Gut-Behrami hat eben gerade ziemlich viel Spaß auf der Piste. „Skifahren ist Freiheit“, sagte sie. „Es gibt mir Ruhe.“ Das war anders in den vergangenen Jahren. Gepriesen als Wunderkind stand sie bereits mit 18 im Mittelpunkt. Sie war überfordert mit der Situation, später hat sie sich verbogen, verkrampft gelächelt, versucht Stärke zu demonstrieren, auch wenn es ihr schlecht ging, und zu wenig auf ihr Inneres gehört. Nun hat sie sich zurückgekämpft, die Leichtigkeit wiedergefunden. Dass sie bei den in einer Woche beginnenden Weltmeisterschaften in Cortina d’Ampezzo zu den Medaillenfavoritinnen gehört, nimmt sie gelassen hin. Früher hätte sie vor Großereignissen im „den Druck gefühlt, ich muss etwas gewinnen“, sagt sie. Dieses Mal sei das anders. „Jetzt weiß ich, dass ich eine Chance habe, etwas zu gewinnen.“

Vor allem im Super-G, da stand sie in den letzten drei Rennen ganz oben auf dem Podest. Insgesamt hat sie 15 Siege in dieser Disziplin geholt, mehr als jede aktive Skirennläuferin. Der Super-G, sagt sie, „war schon immer mein Ding“. Schon mit 18, anschließend fasste sie dann auch im Riesenslalom und in der Abfahrt Fuß. Diese Entwicklung ist fast ein bisschen anachronistisch, denn die meisten Athletinnen nähern sich dem Super-G erst im Laufe der Karriere an, entweder vom Riesenslalom aus – oder, wie Kira Weidle, von der Abfahrt. In der schnellsten Disziplin ist die 24 Jahre alte Starnbergerin bereits in der Weltklasse angekommen, sieht sich nach zwei fünften Platz auch gut vorbereitet für das Großereignis: „Die Abfahrtsform stimmt.“

Ganz anders als die im Super-G. Sie habe viel probiert in den vergangenen Wochen, sagte sie nach Platz 23 am Samstag. „Wir hatten auch schon ein, zwei Ansätze, aber es geht nicht von heute auf morgen. Vielleicht soll ich mal einen Schnaps am Start trinken.“ Während bei Gut-Behrami in allen Disziplinen ausgebildet wurde, fiel bei Weidle früh die Entscheidung, sich auf Abfahrt und Super-G zu spezialisieren – und das bedeutete eben auch, dass das Riesenslalom-Training etwas vernachlässigt wurde. Das wiederum fehlt ihr nun im Super-G. Denn das Kriterium, sagt der deutsche Alpinchef Wolfgang Maier, sei „das Gefühl für die engeren Radien“. Die Athletinnen haben weniger Zeit zwischen den Schwüngen als bei der Abfahrt, das Tempo ist aber kaum niedriger. Man müsse dynamischer fahren, sagt Maier. Und auch dynamischer, schneller denken. Das aber scheint Abfahrtsspezialistinnen manchmal nicht ganz leicht zu fallen. Als Beispiel nannte Maier die Amerikanerin Breezy Johnson, die in der schnellsten Disziplin in dieser Saison regelmäßig auf dem Podest steht, im ersten Super-G von Garmisch-Partenkirchen mit Platz 34 chancenlos war.

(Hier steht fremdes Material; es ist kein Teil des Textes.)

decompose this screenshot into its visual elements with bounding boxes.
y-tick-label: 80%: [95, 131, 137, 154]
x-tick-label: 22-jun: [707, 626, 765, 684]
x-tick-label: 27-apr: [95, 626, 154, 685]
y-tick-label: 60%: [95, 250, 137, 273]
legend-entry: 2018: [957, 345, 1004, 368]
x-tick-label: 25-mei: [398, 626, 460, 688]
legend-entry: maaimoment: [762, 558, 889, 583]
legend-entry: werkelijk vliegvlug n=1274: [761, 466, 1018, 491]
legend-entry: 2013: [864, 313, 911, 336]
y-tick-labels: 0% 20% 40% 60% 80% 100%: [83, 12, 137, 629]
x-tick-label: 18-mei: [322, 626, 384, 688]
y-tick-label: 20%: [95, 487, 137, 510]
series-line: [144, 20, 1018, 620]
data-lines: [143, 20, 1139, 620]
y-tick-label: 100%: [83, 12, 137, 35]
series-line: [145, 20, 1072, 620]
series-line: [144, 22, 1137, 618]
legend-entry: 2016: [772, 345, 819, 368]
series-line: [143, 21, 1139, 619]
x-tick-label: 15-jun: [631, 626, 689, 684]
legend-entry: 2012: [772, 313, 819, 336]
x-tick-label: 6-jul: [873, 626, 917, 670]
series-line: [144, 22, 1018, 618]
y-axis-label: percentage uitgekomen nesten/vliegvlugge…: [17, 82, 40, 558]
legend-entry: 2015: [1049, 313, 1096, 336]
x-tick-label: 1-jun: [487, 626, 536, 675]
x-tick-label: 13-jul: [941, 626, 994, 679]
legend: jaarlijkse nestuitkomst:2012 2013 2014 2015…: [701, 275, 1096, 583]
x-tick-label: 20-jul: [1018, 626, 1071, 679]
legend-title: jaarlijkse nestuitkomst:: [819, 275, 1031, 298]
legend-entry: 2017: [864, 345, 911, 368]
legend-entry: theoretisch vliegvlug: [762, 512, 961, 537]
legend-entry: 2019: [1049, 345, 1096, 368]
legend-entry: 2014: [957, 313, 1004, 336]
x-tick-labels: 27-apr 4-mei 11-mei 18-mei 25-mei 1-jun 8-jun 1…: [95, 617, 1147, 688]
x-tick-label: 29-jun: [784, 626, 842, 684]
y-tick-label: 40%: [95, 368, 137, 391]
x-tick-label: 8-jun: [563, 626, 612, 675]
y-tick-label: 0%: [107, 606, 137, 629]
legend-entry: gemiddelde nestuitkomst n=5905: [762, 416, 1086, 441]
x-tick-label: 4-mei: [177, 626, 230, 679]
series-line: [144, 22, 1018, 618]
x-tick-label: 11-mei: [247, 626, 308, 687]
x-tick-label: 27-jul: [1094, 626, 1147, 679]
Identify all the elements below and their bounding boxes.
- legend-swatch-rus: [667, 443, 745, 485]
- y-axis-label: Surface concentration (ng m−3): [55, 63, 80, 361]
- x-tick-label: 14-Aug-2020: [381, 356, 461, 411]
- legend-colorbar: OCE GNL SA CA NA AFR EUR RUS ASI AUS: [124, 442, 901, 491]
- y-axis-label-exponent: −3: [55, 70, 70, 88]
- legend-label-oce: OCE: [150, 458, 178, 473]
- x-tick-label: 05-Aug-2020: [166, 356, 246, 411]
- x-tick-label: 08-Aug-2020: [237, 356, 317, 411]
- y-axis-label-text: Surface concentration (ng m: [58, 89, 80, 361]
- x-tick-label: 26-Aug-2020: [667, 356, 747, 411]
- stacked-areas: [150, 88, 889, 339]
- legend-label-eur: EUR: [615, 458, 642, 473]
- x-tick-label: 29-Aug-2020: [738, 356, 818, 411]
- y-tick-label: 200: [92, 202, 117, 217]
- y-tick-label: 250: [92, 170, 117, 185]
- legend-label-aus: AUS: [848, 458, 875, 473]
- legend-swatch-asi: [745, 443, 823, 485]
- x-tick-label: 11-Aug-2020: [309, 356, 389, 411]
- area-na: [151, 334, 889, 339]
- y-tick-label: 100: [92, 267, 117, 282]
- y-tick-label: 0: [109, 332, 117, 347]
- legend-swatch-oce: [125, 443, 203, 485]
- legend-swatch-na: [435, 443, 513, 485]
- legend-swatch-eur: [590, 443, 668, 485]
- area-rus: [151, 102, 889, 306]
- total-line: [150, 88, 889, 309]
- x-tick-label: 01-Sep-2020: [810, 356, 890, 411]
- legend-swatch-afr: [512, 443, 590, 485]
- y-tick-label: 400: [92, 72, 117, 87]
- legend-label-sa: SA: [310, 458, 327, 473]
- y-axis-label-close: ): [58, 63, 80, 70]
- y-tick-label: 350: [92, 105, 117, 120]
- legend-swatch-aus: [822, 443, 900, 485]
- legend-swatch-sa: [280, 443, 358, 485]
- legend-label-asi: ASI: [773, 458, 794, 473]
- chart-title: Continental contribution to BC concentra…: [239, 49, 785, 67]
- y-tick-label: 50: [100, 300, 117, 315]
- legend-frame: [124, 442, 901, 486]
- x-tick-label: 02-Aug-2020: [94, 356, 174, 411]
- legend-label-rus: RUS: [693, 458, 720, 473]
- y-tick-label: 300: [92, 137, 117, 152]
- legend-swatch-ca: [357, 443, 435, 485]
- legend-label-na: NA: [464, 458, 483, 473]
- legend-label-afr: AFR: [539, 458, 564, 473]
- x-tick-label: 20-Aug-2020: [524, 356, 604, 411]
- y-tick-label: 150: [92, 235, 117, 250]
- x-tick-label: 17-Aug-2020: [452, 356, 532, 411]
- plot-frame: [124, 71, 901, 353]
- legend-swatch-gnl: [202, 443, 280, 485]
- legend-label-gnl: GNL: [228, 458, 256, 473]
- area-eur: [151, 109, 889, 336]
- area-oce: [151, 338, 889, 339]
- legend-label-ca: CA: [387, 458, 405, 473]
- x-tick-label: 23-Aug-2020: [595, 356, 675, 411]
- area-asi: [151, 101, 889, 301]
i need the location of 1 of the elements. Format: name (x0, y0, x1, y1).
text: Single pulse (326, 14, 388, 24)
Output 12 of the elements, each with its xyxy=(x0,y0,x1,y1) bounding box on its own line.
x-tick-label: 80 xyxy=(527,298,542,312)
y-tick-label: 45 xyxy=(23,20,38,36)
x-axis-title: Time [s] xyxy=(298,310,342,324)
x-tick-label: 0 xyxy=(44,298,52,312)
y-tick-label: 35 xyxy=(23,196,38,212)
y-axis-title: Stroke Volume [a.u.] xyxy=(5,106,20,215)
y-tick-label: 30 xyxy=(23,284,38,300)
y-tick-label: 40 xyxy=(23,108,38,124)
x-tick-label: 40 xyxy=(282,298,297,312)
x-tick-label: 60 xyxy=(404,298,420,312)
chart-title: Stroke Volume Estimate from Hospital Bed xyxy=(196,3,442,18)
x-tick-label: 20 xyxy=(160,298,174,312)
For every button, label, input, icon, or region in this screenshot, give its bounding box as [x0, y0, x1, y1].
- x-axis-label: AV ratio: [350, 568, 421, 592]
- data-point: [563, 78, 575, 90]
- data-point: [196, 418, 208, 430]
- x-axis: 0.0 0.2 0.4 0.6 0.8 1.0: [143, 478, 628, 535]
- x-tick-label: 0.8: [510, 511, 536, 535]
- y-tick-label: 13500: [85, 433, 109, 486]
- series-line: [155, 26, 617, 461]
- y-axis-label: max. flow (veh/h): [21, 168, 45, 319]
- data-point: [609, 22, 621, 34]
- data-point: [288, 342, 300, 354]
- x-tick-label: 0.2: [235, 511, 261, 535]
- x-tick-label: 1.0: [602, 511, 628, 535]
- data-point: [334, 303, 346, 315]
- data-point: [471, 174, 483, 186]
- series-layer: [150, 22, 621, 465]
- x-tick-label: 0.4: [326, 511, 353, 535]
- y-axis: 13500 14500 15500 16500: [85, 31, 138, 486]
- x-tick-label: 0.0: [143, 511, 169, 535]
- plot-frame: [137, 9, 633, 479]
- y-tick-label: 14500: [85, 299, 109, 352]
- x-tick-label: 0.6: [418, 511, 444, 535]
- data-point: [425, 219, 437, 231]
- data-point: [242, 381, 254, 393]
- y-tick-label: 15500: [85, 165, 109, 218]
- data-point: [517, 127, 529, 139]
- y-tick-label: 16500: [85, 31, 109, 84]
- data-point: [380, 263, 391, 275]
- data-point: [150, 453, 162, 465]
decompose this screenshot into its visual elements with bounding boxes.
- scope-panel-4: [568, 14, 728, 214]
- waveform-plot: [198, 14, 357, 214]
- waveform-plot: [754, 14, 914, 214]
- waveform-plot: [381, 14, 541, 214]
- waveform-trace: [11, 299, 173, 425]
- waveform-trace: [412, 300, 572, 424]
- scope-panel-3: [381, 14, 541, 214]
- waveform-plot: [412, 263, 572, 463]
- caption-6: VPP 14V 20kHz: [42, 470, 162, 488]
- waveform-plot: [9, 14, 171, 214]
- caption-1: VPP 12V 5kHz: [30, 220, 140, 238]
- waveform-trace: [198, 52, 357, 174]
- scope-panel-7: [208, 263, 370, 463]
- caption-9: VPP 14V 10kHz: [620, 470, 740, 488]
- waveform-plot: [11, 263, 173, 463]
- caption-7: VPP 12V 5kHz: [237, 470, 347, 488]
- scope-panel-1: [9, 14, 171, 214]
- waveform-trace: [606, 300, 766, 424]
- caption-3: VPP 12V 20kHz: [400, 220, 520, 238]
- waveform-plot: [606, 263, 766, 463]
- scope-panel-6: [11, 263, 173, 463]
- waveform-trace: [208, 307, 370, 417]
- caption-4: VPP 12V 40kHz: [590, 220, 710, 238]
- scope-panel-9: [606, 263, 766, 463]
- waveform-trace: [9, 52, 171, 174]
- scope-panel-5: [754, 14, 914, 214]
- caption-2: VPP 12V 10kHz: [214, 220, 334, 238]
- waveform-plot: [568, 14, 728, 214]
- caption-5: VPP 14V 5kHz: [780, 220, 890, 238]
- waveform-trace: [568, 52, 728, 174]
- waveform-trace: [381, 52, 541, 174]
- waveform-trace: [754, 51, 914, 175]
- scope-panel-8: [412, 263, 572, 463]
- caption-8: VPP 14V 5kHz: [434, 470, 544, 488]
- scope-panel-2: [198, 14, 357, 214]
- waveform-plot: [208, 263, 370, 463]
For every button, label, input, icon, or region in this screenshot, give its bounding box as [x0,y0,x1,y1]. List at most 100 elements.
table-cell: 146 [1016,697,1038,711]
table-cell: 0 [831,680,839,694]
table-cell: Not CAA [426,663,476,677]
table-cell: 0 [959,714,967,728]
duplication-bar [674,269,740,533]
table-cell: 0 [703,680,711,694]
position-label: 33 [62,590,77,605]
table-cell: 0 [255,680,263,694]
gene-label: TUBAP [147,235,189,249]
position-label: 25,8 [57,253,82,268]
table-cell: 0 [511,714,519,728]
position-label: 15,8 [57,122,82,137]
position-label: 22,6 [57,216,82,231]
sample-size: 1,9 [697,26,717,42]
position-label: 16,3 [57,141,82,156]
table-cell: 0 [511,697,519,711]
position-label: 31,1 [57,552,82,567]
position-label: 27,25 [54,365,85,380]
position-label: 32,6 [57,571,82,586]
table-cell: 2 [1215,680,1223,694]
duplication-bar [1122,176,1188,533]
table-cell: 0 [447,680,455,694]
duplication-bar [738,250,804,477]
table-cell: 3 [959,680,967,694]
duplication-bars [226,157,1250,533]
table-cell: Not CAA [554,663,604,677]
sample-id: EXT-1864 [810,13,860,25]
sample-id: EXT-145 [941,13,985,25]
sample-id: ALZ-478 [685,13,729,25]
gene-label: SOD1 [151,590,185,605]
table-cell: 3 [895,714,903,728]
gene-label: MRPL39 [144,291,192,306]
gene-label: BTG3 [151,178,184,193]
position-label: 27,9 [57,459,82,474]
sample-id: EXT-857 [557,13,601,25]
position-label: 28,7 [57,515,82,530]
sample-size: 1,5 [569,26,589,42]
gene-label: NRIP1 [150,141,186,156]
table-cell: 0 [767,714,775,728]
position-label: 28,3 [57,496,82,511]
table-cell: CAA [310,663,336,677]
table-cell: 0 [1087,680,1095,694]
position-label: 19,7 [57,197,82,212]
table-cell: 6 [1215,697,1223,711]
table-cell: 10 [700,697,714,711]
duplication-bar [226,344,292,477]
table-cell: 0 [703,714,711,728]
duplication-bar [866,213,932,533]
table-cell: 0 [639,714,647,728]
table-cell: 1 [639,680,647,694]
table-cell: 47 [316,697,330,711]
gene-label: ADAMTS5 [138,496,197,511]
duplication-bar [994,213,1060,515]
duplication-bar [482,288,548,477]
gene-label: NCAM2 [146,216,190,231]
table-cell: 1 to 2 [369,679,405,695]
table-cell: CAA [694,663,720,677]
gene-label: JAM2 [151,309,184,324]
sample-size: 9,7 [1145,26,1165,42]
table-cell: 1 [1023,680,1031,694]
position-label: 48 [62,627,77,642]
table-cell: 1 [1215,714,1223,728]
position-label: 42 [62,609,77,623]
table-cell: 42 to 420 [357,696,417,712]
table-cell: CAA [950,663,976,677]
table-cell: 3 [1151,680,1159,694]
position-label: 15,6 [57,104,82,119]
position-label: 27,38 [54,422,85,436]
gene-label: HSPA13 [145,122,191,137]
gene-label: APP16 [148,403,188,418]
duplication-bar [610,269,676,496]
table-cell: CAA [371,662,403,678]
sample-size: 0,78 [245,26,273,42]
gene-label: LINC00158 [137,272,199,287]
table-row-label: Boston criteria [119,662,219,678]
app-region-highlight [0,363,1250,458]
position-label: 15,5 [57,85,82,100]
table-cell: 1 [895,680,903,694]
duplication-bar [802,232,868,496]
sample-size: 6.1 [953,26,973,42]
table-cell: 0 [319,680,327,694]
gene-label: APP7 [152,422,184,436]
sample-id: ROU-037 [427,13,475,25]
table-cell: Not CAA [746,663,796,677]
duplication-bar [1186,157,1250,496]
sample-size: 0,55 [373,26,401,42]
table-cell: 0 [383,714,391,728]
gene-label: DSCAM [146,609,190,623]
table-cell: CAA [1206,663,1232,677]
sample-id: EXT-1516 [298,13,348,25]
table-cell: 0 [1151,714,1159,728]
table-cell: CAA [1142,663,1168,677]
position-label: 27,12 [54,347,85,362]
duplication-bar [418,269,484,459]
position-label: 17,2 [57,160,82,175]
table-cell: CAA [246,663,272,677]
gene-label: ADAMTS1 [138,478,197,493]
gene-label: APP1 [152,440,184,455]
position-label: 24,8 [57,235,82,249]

Weidle hat vor dieser Saison das Riesenslalom-Training forciert. „um die Technik ein bisschen zu festigen“. Im Training gelinge ihr dies schon, aber „in Stresssituationen“, also im Rennen, vergesse sie manche Dinge, gibt sie zu. Für Alpinchef Wolfgang Maier ist es deshalb eine Kopfsache. „Sie traut sich nicht zu, dass sie das Richtige macht“, sagt er. Im Gegensatz zu Gut-Behrami. Die weiß, dass sie im Moment fast nichts falsch machen kann.